Even with a double drum sander, I still will only use the same 80 grit on both drums but that would also cut my sanding time in half. Is the extra $1800 worth the difference? I dont mind spending it if I have to.

I am currently offshore in the Gulf of Mex so I have time to make a decision.


----------



## red (Sep 30, 2008)

I had the 37"(?) single drum and loved it. It did a great job. I had a slight problem with snipe that was slightly visible only after finishing if you didn't deal with it before. The quality was there. I would install a reverser(?) for the feed belt so you could just reverse your piece when it exits and come back under the sanding drum again. Its a real time saver.
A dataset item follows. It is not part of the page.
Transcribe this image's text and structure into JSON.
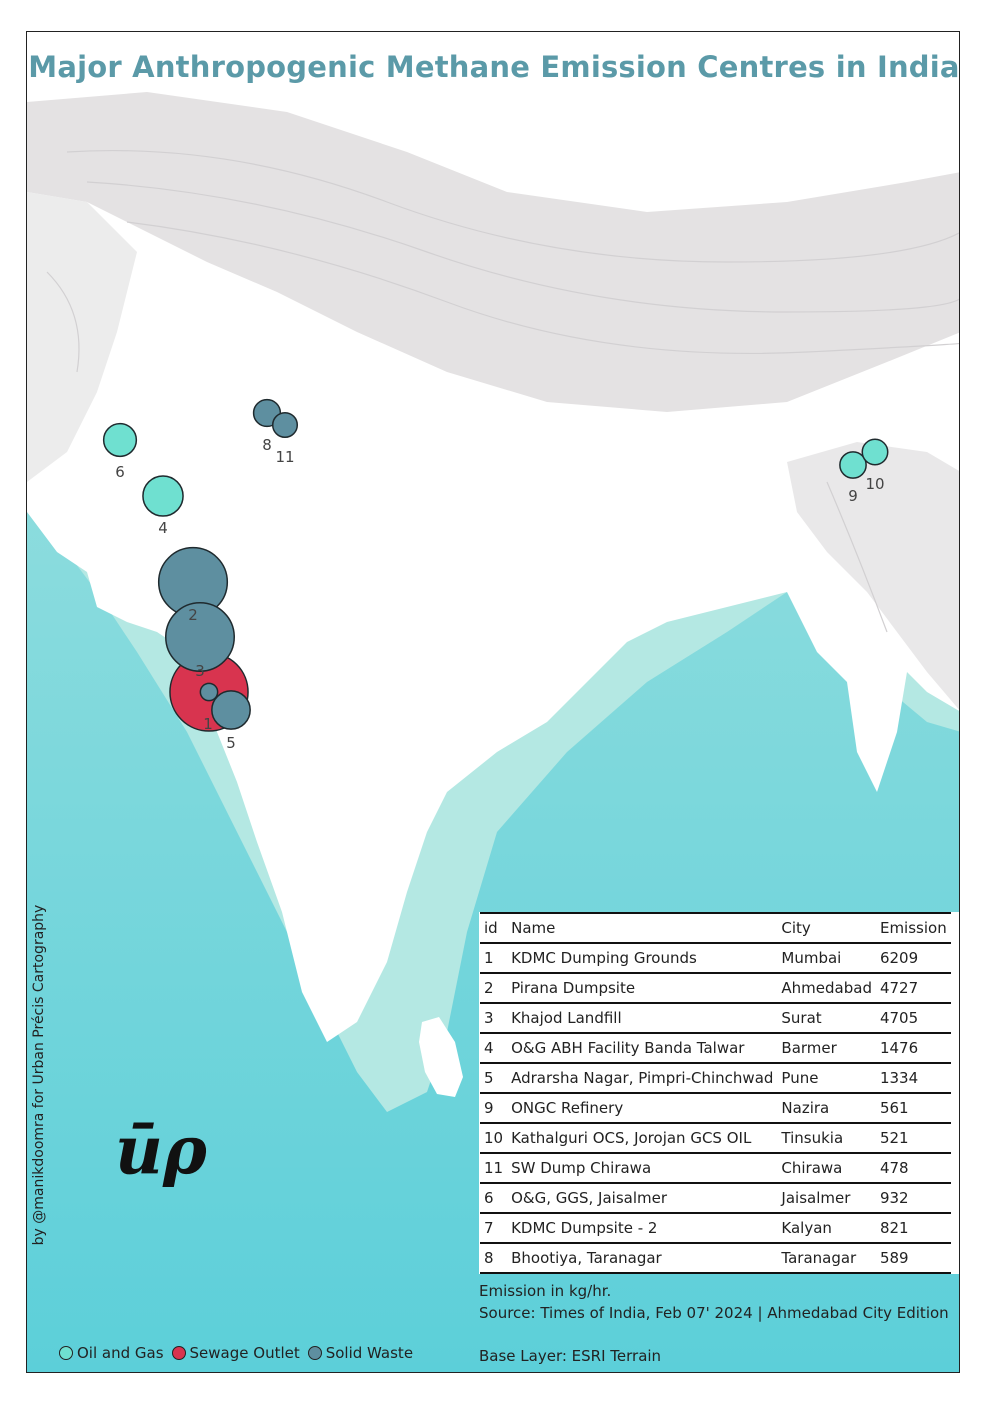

A friend had the grizzly and said never again. Terrible product.

Red


----------



## mwhafner (Jan 16, 2009)

While I have never used one, I have always heard great things about the Woodmaster sanders (and everything else they make). 

If you are only going to use 80 grit, there isn't much point in getting a dual drum. We had Performax 37" dual drum several years ago, but used one grit higher on the second drum, or left it bare.


----------



## Tony B (Jul 30, 2008)

Thanks for the info. It seems that on another site I go to no one there ever used the double drum either. Maybe I wont have to spend extra money.
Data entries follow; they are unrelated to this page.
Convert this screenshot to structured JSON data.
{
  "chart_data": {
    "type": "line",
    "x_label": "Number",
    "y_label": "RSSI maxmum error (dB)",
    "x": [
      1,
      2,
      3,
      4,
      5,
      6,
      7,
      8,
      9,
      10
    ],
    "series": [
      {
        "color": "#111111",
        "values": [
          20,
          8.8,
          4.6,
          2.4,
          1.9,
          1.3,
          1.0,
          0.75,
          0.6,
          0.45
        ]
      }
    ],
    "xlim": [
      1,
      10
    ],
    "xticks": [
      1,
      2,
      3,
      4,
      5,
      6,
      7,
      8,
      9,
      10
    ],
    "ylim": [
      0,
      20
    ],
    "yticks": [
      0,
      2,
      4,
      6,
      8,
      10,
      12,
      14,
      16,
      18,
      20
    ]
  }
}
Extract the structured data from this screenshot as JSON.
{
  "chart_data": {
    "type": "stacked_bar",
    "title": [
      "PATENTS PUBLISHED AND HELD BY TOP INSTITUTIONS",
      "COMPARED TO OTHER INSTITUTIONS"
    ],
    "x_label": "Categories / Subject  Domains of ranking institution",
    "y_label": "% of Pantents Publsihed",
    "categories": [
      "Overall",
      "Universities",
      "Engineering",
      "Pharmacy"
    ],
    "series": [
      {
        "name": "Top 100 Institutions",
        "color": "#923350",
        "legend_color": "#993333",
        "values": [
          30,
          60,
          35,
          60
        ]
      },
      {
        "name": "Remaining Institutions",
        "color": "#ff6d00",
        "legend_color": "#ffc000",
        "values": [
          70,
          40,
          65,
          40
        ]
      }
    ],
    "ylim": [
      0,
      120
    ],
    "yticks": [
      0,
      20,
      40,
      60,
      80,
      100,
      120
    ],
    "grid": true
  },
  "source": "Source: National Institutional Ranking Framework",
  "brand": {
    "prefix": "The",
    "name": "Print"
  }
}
Anyway, its another warm (86-88) windless day in the Gulf.


----------



## Gus Dering (Oct 14, 2008)

I've had this for about 6 years and have no complaints. The only thing I wish I did have is the 7 1/2 horse motor.

I did have to replace the Velcro on the drum once, that was a pain.

I have the drive belt reverse switch and would recommend that as well. This machine is operated by feel and sound. You send the wood in with no contact with the drum and slowly raise the drive belt till the wood is contacting the drum the way you feel is good. At that point you can reverse the belt and back it out, when it clears the drum turn it back around so the whole board is surfaced at that height. Basically saving time sending the whole board in another time just to sand that bit at the end that got no sanding while you were cranking the belt up.

You can also back a small peice out after it clears the drum and save yourself a trip around the sander to retreive it.

I don't see an atvantage to 2 drums for the work I do. Mostly I want to flatted glued up stock or general sizing of ripped stock. All of that can be done with one drum and max power. 

All in all a great machine for the money.


----------



## WarnerConstInc. (Nov 25, 2008)

I get one of these, they are pretty sweet:

http://scmgroup-usa.com/detail.aspx?ID=3


----------